# Multi-Task Gaussian Process

This is a non-parametric model that can be used for multi-task learning. It can be used for both classification and regression tasks.   
https://scikit-learn.org/stable/modules/gaussian_process.html

gaussian_process.GaussianProcessRegressor()   

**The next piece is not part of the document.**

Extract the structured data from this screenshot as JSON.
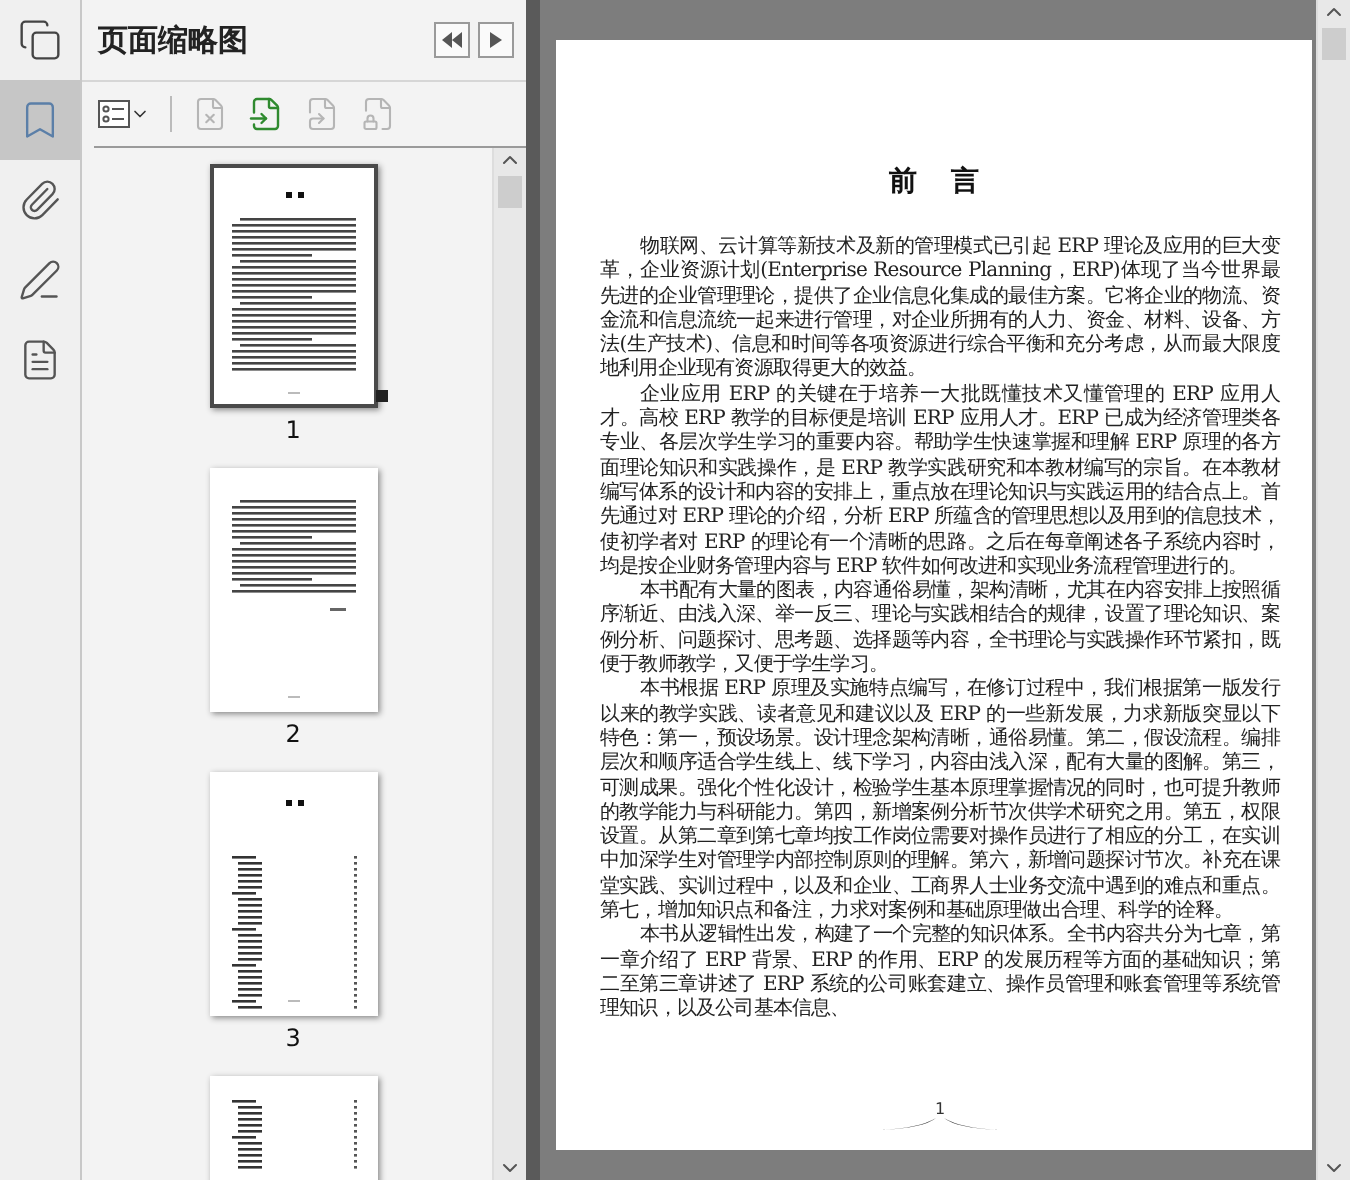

**_no hyperparameter tuning_**

https://towardsdatascience.com/gaussian-process-kernels-96bafb4dd63e    
https://www.youtube.com/watch?v=QvcHrwXS4_U&ab_channel=JFL

# ---- TODO: Check for hyperparam tuning

In [1]:
# config 'all', 'vif_5' or 'vif_10'
vif = 'all'

In [2]:
from datetime import datetime
import matplotlib.pyplot as plt
import numpy as np
import pandas as pd
import pathlib
import platform
import seaborn as sns
from sklearn.gaussian_process import GaussianProcessRegressor
from sklearn.gaussian_process.kernels import DotProduct, WhiteKernel
#https://scikit-learn.org/stable/modules/classes.html#module-sklearn.gaussian_process
from sklearn.metrics import mean_squared_error
from sklearn.metrics import mean_absolute_error
from sklearn.preprocessing import StandardScaler
from skopt import gp_minimize, space
import sys

from validation import cross_validation
from validation import performance_test_fixed
from validation import performance_test_shifted

date_format = "%Y-%m-%d"

pd.options.display.max_columns = None
pd.options.display.max_rows = None
pd.options.display.max_colwidth = None

In [3]:
my_os = platform.system()
print("OS in my system: ",my_os)

if my_os == "Windows":
    path = str(pathlib.Path().absolute()) + '\\'
    slash = '\\'
else:
    path = str(pathlib.Path().absolute()) + '/'
    slash = '/'

path_3 = path.replace('4_modelling', '3_data_pre-processing')

OS in my system:  Windows


## Load Data

In [4]:
data = pd.read_csv(path_3 + 'data_artifacts' + slash + 'data_set_e_spx_3-' + vif + '.csv', index_col=0)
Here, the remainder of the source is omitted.